A data broker compiled a report on the geographical movements of visitors to Jeffrey Epstein’s “pedophile island,” culling it from mobile data that it acquired via unknown means, a new investigation by Wired reveals.
The company in question, which was formerly called Near Intelligence, confirmed to Wired that it had created such a report but refused to give details about who commissioned the report or what it was for. The report involves data points, sourced from mobile web traffic, that appear to reveal 166 locations throughout the U.S., “where Near Intelligence infers that visitors to Little St. James likely lived and worked.” Near Intelligence reportedly got its mobile location data from online ad exchanges, which can pick up details about mobile users through the apps on their phones. When analyzed, the data gives companies like Near Intelligence an accurate assessment of a person’s geographical movements as they go about their daily activities.
If Near Intelligence was able to methodically identify the trajectories of visitors to Epstein’s secretive haven, it doesn’t seem to have spent much effort protecting the data that it accumulated. That is, Wired journalists somehow stumbled upon the Epstein report, which they say had been left exposed to the open internet. Wired reports:
Near Intelligence…tracked devices visiting Little St. James from locations in 80 cities crisscrossing 26 US states and territories, with Florida, Massachusetts, Texas, Michigan, and New York topping the list. The coordinates point to mansions in gated communities in Michigan and Florida; homes in Martha’s Vineyard and Nantucket in Massachusetts; a nightclub in Miami; and the sidewalk across the street from Trump Tower on Fifth Avenue in New York City.

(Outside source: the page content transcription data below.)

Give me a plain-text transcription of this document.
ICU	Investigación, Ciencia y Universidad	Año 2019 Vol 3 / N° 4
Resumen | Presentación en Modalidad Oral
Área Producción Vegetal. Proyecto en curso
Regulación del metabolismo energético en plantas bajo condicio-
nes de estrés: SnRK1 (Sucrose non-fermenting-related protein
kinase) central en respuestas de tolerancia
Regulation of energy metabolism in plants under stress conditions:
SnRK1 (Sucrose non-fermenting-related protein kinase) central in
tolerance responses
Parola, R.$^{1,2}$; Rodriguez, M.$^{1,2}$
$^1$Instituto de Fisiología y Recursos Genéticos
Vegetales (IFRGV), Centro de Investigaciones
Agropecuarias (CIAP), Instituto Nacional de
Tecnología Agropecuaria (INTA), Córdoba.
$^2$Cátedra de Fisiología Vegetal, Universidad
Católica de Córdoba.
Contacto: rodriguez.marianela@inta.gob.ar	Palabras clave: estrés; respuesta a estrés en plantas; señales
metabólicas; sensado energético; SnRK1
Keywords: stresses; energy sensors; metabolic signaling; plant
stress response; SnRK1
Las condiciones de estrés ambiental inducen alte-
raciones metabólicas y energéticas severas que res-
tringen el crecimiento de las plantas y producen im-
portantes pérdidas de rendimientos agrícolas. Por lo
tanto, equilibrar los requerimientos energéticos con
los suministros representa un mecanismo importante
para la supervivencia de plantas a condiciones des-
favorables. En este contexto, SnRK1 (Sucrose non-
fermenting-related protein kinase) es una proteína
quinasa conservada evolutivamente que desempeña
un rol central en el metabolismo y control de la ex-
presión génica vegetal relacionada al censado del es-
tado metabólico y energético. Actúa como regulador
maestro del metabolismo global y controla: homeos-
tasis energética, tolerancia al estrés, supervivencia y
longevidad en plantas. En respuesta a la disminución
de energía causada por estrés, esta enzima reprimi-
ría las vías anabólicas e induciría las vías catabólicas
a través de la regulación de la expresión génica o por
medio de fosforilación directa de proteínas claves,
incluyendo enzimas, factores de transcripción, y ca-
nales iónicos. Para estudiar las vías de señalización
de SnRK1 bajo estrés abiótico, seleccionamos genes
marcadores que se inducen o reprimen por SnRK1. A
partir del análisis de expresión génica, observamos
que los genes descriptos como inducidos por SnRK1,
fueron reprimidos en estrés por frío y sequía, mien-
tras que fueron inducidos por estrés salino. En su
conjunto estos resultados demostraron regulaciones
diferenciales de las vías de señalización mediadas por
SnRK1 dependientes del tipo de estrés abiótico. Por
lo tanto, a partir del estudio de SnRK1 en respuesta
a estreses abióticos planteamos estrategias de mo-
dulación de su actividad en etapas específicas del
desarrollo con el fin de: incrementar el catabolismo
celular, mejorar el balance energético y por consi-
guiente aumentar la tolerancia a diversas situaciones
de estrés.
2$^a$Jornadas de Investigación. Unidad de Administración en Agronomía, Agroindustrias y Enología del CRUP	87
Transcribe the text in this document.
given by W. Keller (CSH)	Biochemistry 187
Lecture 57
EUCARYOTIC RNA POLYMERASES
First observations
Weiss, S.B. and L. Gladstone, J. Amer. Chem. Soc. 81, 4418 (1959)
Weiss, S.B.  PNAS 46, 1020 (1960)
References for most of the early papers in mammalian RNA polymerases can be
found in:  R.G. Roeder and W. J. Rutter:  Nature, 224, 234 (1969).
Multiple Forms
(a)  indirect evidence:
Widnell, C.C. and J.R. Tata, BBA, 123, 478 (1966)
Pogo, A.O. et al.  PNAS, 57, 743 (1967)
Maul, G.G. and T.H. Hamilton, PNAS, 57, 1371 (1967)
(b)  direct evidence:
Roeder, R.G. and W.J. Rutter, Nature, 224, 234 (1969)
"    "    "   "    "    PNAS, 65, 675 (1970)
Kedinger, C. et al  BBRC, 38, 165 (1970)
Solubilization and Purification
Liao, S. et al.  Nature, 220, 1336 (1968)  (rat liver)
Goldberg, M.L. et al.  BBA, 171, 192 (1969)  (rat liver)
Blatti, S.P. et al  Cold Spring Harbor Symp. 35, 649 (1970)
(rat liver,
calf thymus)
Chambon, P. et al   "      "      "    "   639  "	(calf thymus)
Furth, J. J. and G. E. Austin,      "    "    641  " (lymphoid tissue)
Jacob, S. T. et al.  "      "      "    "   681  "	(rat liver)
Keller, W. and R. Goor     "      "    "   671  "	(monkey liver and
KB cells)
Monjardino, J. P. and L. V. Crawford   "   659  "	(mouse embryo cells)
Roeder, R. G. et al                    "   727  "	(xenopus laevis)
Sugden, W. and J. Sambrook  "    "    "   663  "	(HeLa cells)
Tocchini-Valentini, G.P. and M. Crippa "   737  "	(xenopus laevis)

For years, privacy advocates have warned that the data brokerage industry is a civil liberties nightmare that threatens the very basic tenets of personal digital autonomy. This story would seem to hammer that point home. Jeffrey Epstein’s island is alleged to have been a secret haven for the misdeeds of the wealthy and the powerful. Yet somehow a private company found location data which, under the right circumstances, could be used to unmask the visitors to that super private island. It then seems to have sloppily left the information exposed to the internet. If even Epstein’s secret cabal is exposed to this kind of mediocre corporate espionage, then there truly is no place anybody can hide from the roving eye of the data brokerage industry.
In recent years, Near Intelligence has been wracked by scandal and previously filed for bankruptcy amid claims of internal malfeasance. It has since reincorporated and rebranded itself as “Azira.”
Gizmodo reached out to Azira for comment and will update this story if it responds. A person speaking for Azira told Wired the following: “Azira is committed to data privacy and responsible access to and use of location data…To this end, Azira works to track and respond to legal developments under emerging new state laws, FTC guidance and prior enforcement examples, and best practices. Azira is developing procedures to protect consumers’ sensitive location data. This includes working to disable all sample offering accounts created by Near.”